Suppose we know what the graph of a particular function looks like. We can use graph transformations to quickly sketch graphs of functions that are transformed from the original function. We can divide transformations into two types:
These transformations apply to the output of the function. In other words, they apply to the value of $f(\ldots)$. For example,
\[f(x)+5,\quad f(x)-2,\quad 3f(x),\quad -f(x)\]
Geometrically, any transformation outside the function will have an effect in the vertical direction on the original graph. For example, the graph of $y=f(x)+3$ is obtained by shifting the graph of $y=f(x)$ upward by 3 units.
In the following table, we assume that $d>0$ and $c>1$.
New function | Effect on original graph |
---|---|
$f(x)+d$ | Shift up by $d$ |
$f(x)-d$ | Shift down by $d$ |
$cf(x)$ | Stretch vertically by $c$ |
$\frac{1}{c}f(x)$ | Shrink vertically by $\frac{1}{c}$ |
$-f(x)$ | Flip over the $x$-axis |
Example 1. To sketch the graph of $y=x^2+2$, we note that it is $f(x)+2$ where $f(x)=x^2$. Thus the graph of $y=x^2+2$ is obtained by shifting the graph of $y=x^2$ upward by 2 units. Similarly, the graph of $y=x^2-2$ is obtained by shifting the graph of $y=x^2$ downward by 2 units.
These transformations apply to the input of the function. In other words, they apply to $(\ldots)$ inside $f(\ldots)$. For example,
\[f(x+5),\quad f(x-2),\quad f(3x),\quad f(-x)\]
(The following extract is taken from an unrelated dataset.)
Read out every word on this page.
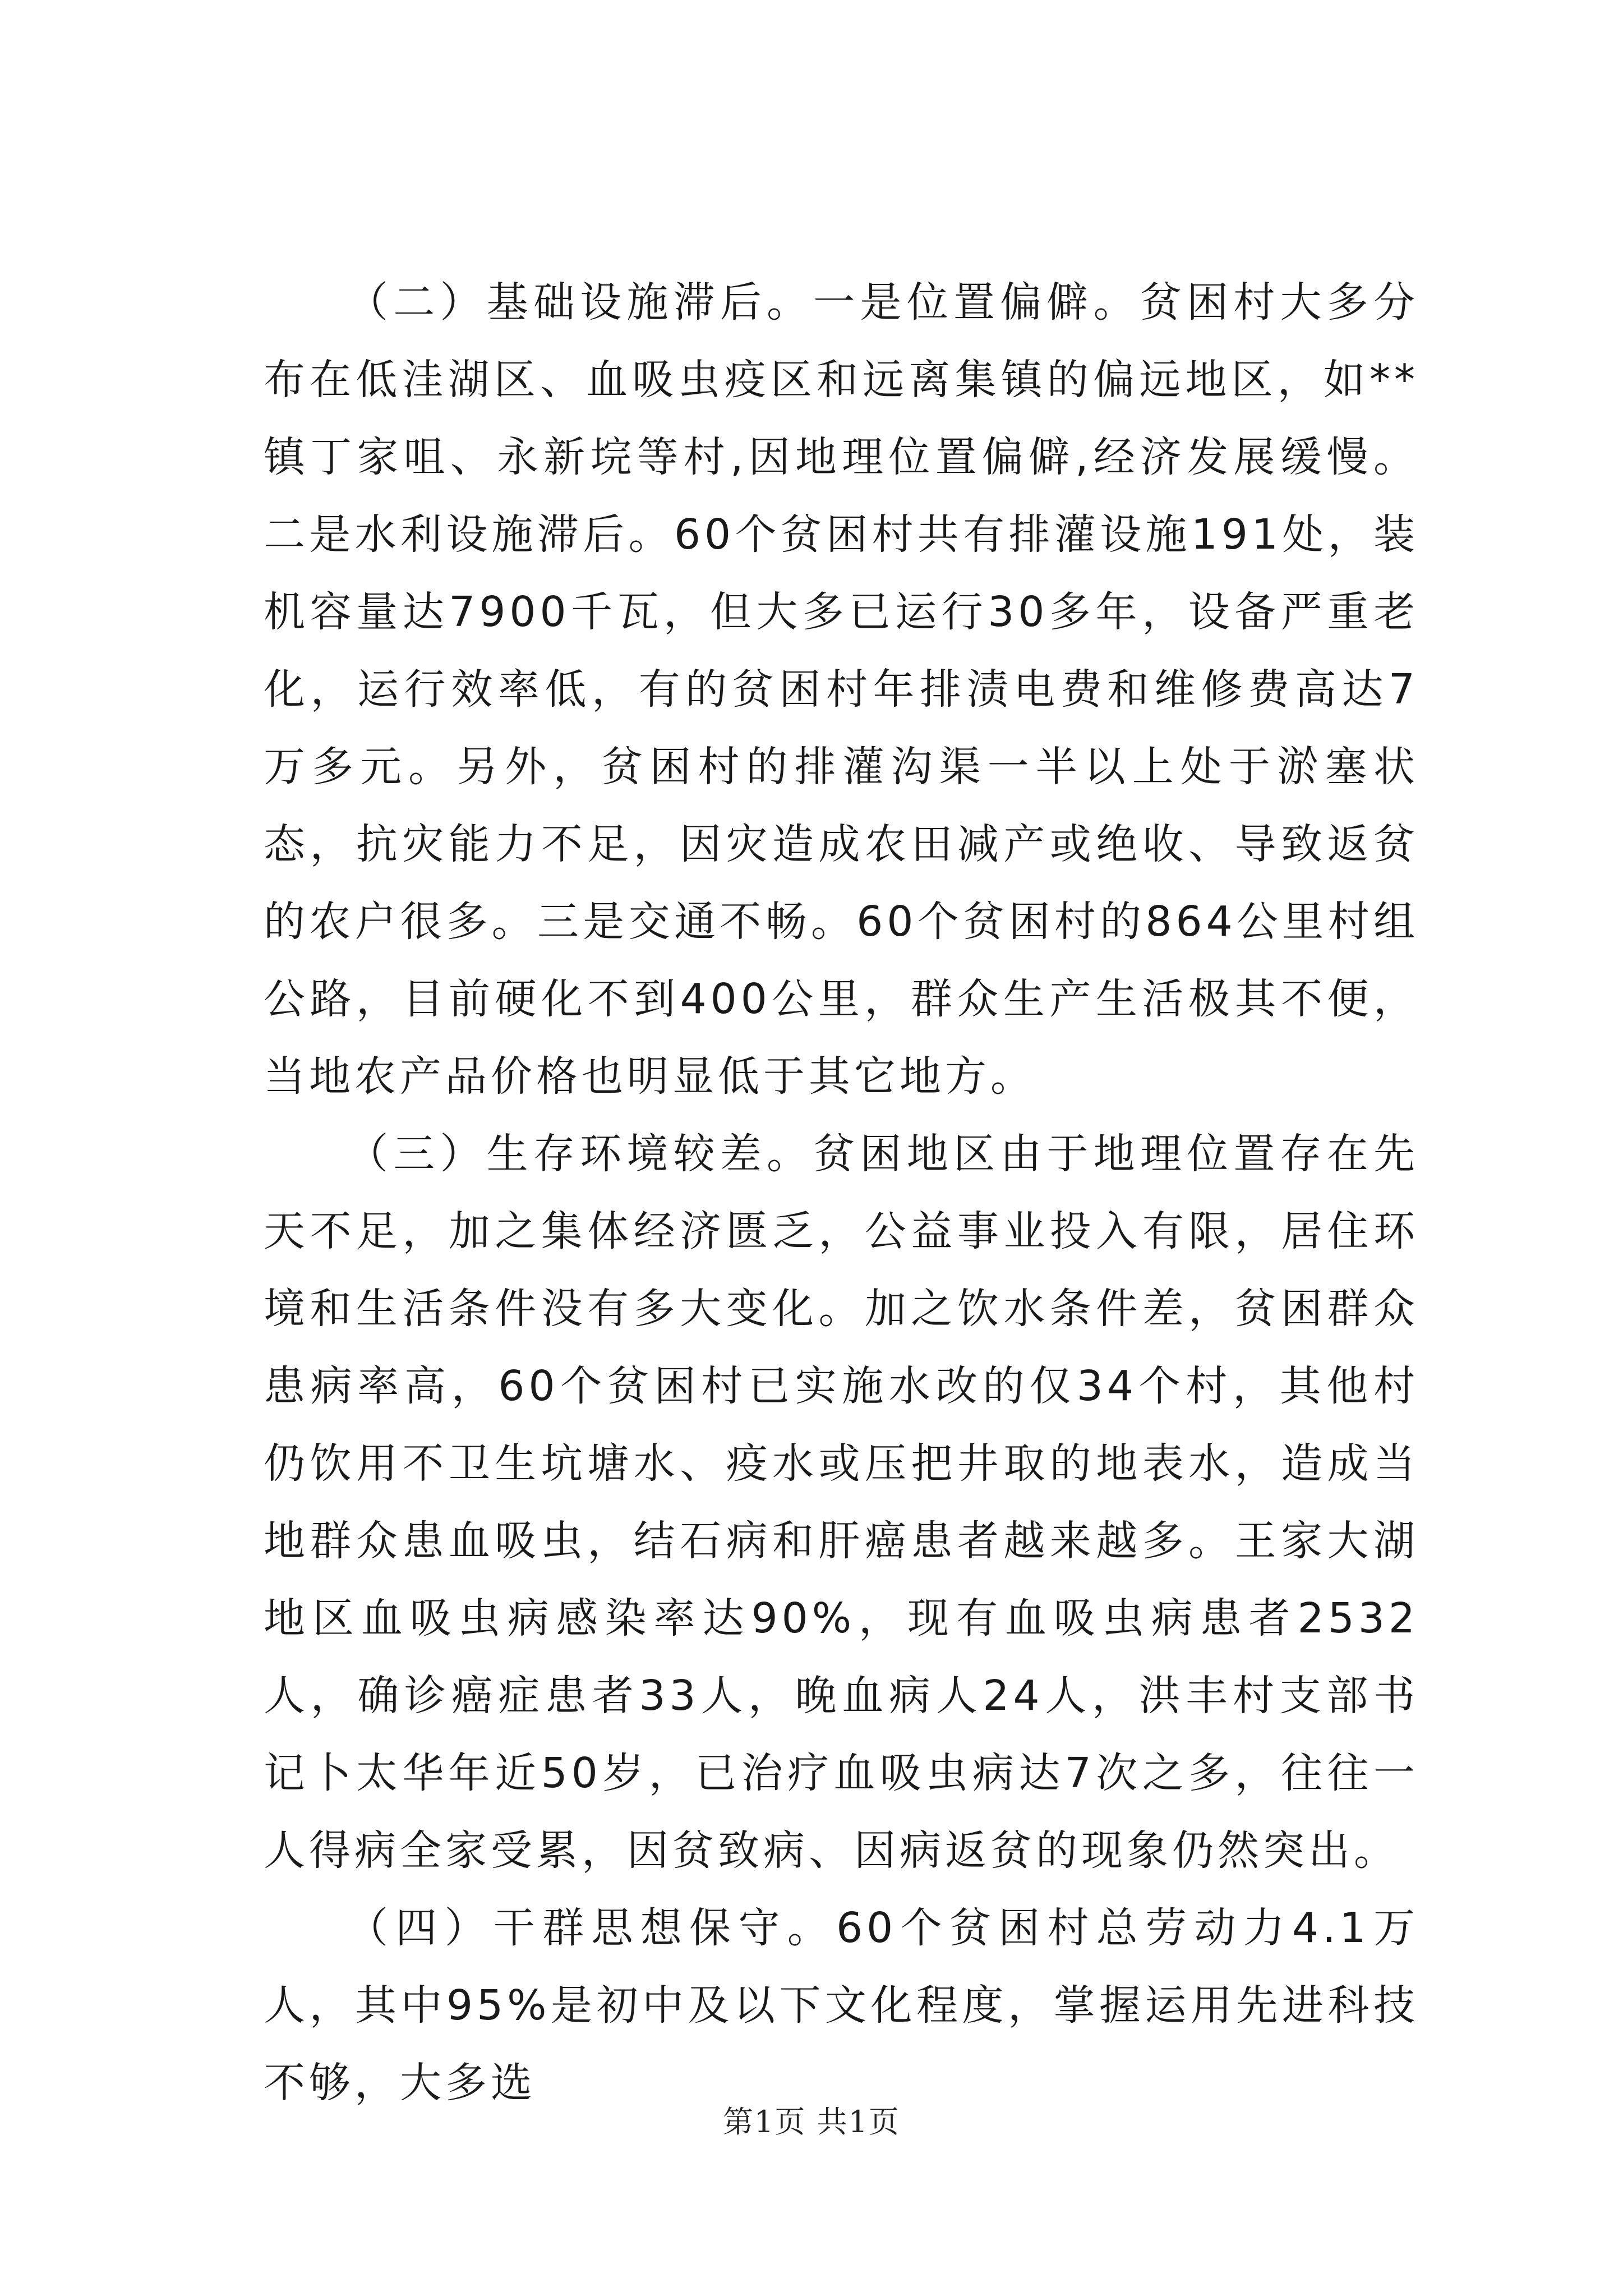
（二）基础设施滞后。一是位置偏僻。贫困村大多分布在低洼湖区、血吸虫疫区和远离集镇的偏远地区，如**镇丁家咀、永新垸等村,因地理位置偏僻,经济发展缓慢。二是水利设施滞后。60个贫困村共有排灌设施191处，装机容量达7900千瓦，但大多已运行30多年，设备严重老化，运行效率低，有的贫困村年排渍电费和维修费高达7万多元。另外，贫困村的排灌沟渠一半以上处于淤塞状态，抗灾能力不足，因灾造成农田减产或绝收、导致返贫的农户很多。三是交通不畅。60个贫困村的864公里村组公路，目前硬化不到400公里，群众生产生活极其不便，当地农产品价格也明显低于其它地方。

（三）生存环境较差。贫困地区由于地理位置存在先天不足，加之集体经济匮乏，公益事业投入有限，居住环境和生活条件没有多大变化。加之饮水条件差，贫困群众患病率高，60个贫困村已实施水改的仅34个村，其他村仍饮用不卫生坑塘水、疫水或压把井取的地表水，造成当地群众患血吸虫，结石病和肝癌患者越来越多。王家大湖地区血吸虫病感染率达90%，现有血吸虫病患者2532人，确诊癌症患者33人，晚血病人24人，洪丰村支部书记卜太华年近50岁，已治疗血吸虫病达7次之多，往往一人得病全家受累，因贫致病、因病返贫的现象仍然突出。

（四）干群思想保守。60个贫困村总劳动力4.1万人，其中95%是初中及以下文化程度，掌握运用先进科技不够，大多选

第1页 共1页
Geometrically, any transformation inside the function will have an effect in the horizontal direction. For example, the graph of $y=f(x-5)$ is obtained by shifting the graph of $y=f(x)$ to the right by 5 units.
In the following table, we assume that $d>0$ and $c>1$.
New function | Effect on original graph |
---|---|
$f(x+d)$ | Shift left by $d$ |
$f(x-d)$ | Shift right by $d$ |
$f(cx)$ | Shrink horizontally by $\frac{1}{c}$ |
$\frac{1}{c}f(x)$ | Stretch horizontally by $c$ |
$f(-x)$ | Flip over the $y$-axis |
Example 2. To sketch the graph of $y=(x+2)^2$, we note that it is $f(x+2)$ where $f(x)=x^2$. Thus the graph of $y=(x+2)^2$ is obtained by shifting the graph of $y=x^2$ to the left by 2 units. Similarly, the graph of $y=(x-2)^2$ is obtained by shifting the graph of $y=x^2$ to the right by 2 units.
We can also have transformations inside and outside the original function.
Example 3. The graph of $y=\sqrt{x-3}+2$ is obtained from the graph of $y=\sqrt{x}$ by shifting it right by 3 units and up by 2 units.